“One of the conditions for the approval of the mechanism by the European Commission is the reform of the current voluntary price for small consumers (PVPC). Thus, the adjustment mechanism is configured as an extraordinary measure while this reform is carried out and this comes into effect effectively, which is not immediate”. This is how the fourth preamble of the Royal Decree approved yesterday by the Government begins, which temporarily establishes a mechanism to intervene in the price of gas used in electricity generation.

The document, to which EL MUNDO had access, reveals that Brussels has forced the Executive to present before October 1 a calculation methodology that partially decouples households from the wholesale electricity market with the aim of reducing the volatility of their bills. and cushion the impact of the war in Ukraine. It is something that the Ministry of Ecological Transition began working on 8 months ago and that it finally decided to leave in the freezer due to the contrary response of consumer associations such as Facua. The electricity companies have been insisting for months that this is the real problem of the sector, but the vice president Teresa Ribera had until now given the matter long to prioritize others such as the market intervention mechanism approved yesterday. The Commission has ordered him to correct this anomaly urgently, since Spain is the only country in Europe with a model so linked to the wholesale market.

The Brussels corrective occurs in the midst of a clash between the Government and the president of Iberdrola, Ignacio Sánchez Galán, precisely on account of the regulated rate. The electricity director pointed out a few days ago that only the “fools” were still covered by the PVPC with the current wholesale market prices, words to which Ribera herself responded yesterday, assuring that they had caused “embarrassment” and defending that the regulated rate has been historically cheaper than offers in the liberalized market.

The modification will mean that the new calculation of the regulated rate for small consumers is marked by a combination between the wholesale price of the daily market -as is currently the case- and a reference to the prices of the forward markets based on a basket of market products. annual, quarterly and monthly. The goal is that, with the model designed before October, the regulated rate can be in force at the beginning of 2023.

What effects will this new change have? The first is that it will add more confusion to the domestic consumer, who does not really know how his tariff is configured after all the regulatory fluctuations approved in the sector in the last decade. And the second is that he will no longer have to be so aware of what time he puts the washing machine on, since the price difference between hours will weigh much less on his final bill. On a political level, the new model provides a break for Ribera and Pedro Sánchez by avoiding the ‘newscast penalty’ of having to face a record price every day in the wholesale market.

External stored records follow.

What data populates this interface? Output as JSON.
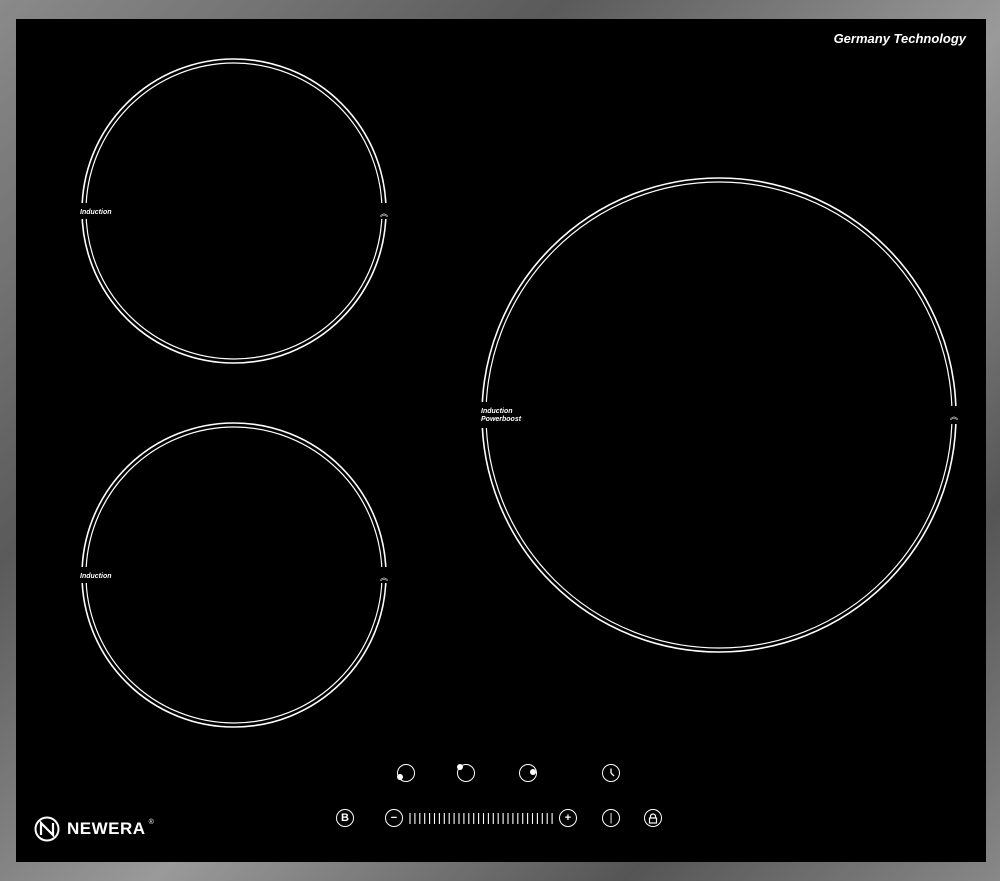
{
  "brand_tag": "Germany Technology",
  "logo": {
    "name": "NEWERA",
    "mark": "®"
  },
  "zones": [
    {
      "id": "front-left-zone",
      "label_lines": [
        "Induction"
      ]
    },
    {
      "id": "rear-left-zone",
      "label_lines": [
        "Induction"
      ]
    },
    {
      "id": "right-zone",
      "label_lines": [
        "Induction",
        "Powerboost"
      ]
    }
  ],
  "controls": {
    "boost_label": "B",
    "minus_label": "−",
    "plus_label": "+",
    "power_label": "|",
    "lock_icon": "lock-icon",
    "timer_icon": "clock-icon"
  },
  "colors": {
    "glass": "#000000",
    "frame": "#7a7a7a",
    "print": "#ffffff"
  }
}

The obligation to reform the domestic electricity tariff is just one example of the conditioning that the Brussels evaluation has brought to the used gas price intervention mechanism designed by Spain and Portugal. A measure with which the Government itself had promised a reduction of up to 30% on the domestic electricity bill, but which has been so decaffeinated that yesterday neither Ribera herself nor sources from her ministry wanted to confirm what its impact will finally be.

The measure consists of establishing an average political price of 48 euros per megawatt hour for the gas used by thermal power plants. The difference between this reference and the real cost of this hydrocarbon in the world market -Spain only produces 0.3% of what it consumes- will have to be compensated by the electricity companies.

The final version of the text establishes that this difference will have to be paid by those who will benefit from it, that is, only PVPC customers and others with rates indexed to the market, and not by the demand as a whole as initially proposed by the Government. . Portugal vetoed that it was the set of consumers who paid for the invention, since in its case 95% of families have a fixed electricity price. This means that this compensation -which Endesa estimated at 6,000 million euros- greatly limits the effect of the measure. Ribera and his team continue to assure that “the net effect” will be positive, without quantifying how much, because other technologies such as nuclear or hydraulic will see their remuneration reduced if gas matches its offer at a lower price (being a marginal market, the price at which the last offer enters is the one that pays all the agents).

Finally, the Government still does not clarify when the measure will be applicable 50 days after being announced as a success after the European Council at the end of March. Although both Spain and Portugal approved it yesterday, the text includes a clause that suspends the application of the mechanism until the European Commission gives final approval to the proposal. This can happen in “days, a week or two weeks,” Ribera said yesterday. The Government, in any case, is confident in the support after obtaining the preliminary approval last Monday.